By every measure, 2009 was the worst year to raise a private equity fund.
PE fund-raising suffered from significant drop in 2009 in emerging markets in general and particularly in MENA. Only four funds were successfully closed in 2009, compared to 13 funds in 2008, according to Zawya Private Equity Monitor.
In this turbulent financial market and stagnant PE industry, we believe there are key guidelines that a PE fund should follow in order to overcome the tough fundraising environment. Respecting these guidelines has allowed EuroMena II, for example, to successfully raise USD 100m. These guidelines represent the ingredients for successful fund-raising, in our opinion:
Outstanding relationship with historical LPs
It is vital for a fund to manage the expectations of its LPs and try to go beyond the already-set objectives. Maintaining excellent relationships with LPs and winning them over have proven to be of utmost importance, especially in unfavorable market conditions. This relationship comprises good quality and regular reporting, regular visits and communication, a continuous and full respect of the funds' guidelines as well as offering them co-investment opportunities. The derived result of this is securing recurrent investment by these LPs.

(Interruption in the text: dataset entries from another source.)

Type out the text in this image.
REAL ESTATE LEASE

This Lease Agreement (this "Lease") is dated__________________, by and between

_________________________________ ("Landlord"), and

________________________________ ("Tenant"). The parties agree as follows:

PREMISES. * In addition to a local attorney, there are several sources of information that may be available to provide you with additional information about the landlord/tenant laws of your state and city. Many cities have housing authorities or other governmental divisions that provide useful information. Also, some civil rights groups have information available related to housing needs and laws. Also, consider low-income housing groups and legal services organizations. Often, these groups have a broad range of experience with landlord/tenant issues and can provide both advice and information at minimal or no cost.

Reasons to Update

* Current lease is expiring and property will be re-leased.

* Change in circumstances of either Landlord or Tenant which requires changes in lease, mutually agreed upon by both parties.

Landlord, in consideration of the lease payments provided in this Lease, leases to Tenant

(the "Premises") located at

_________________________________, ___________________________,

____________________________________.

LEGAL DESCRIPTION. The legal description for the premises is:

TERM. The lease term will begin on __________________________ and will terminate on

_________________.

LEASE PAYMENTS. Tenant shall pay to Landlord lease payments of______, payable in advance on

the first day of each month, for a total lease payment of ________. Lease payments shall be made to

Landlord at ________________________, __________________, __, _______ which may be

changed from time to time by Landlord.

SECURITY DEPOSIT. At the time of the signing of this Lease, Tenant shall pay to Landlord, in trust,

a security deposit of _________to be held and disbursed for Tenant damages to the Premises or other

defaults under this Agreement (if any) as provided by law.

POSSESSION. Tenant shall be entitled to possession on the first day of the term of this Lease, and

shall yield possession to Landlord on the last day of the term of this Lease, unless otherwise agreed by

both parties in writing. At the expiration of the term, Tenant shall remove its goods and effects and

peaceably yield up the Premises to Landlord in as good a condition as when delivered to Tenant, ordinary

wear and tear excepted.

Good track record in a turbulent market, both in terms of the performance of the existing portfolio companies and exiting from companies
In times of crisis, the ability of the fund management team to monitor the
performances of its portfolio companies and assist their top management to adapt to exceptional market conditions is of major importance. This will result in portfolio companies developing greater resistance to the market downturn in turbulent times and improvement in portfolio valuation.|
Ensuring seed financing from trusted institutional investors
Ensuring solid seed financing early on in the fundraising process can give a great boost. In difficult times, having international institutions with abundant capital (but strict conditions) aimed at emerging markets early on in the process is crucial. This requires a very strong relations and trust between the two parties built over time. In 2009, almost all of the funds raised in MENA had one or more international institutions.
These institutions provide great added-value in terms of the development of the portfolio companies (such as SME businesses in the region) as well as additional credibility vis-à-vis other LPs. Procuring funds from these institutions is not easy; they require strict adherence to their internal regulations, strong governance schemes and high accountability.
Good relations with shareholders and managers of existing portfolio companies they are the best marketing agents for the fund
Good relationships with shareholders and managers of portfolio companies is essential. They provide good referral base about the fund management team and they could well be potential investors in the fund in addition to being the best marketing agents for the fund management team.
A strong relationship between the GP and the Fund Management Team
A strong relation between the GP and the Fund Management team, along with a complete alignment of interests is essential and gives great comfort for
LPs. Clearly, fundraising in difficult times is very tough, thus increased co-ordination between the two parties is crucial.
A strong and serious pipeline of potential deals
Transactions are usually on hold during crisis. It is as difficult to exit in good conditions as it is to invest in good conditions. Thus, having a serious pipeline of potential deals is key to attracting interest and funding from LPs, whose focus on this issue is much more than in normal times.
A strong and dynamic Fund Management Team
Finally, money is worthless with no human capital supporting it. Funds should be handled by a strong, dynamic, motivated team that has shown its ability to deal with changing environments and cope with different situation, as well as entertaining good relationships with the LPs, the fund advisors, and portfolio company managers, etc...
We believe the prospects for 2010 are positive for private equity in MENA as the markets are showing signs of recovery and higher potential for investing in good opportunities at reasonable valuations.
Fund-raising though, could still be shy in 2010 as there is significant dry powder for investment before the managers return for additional fundraising.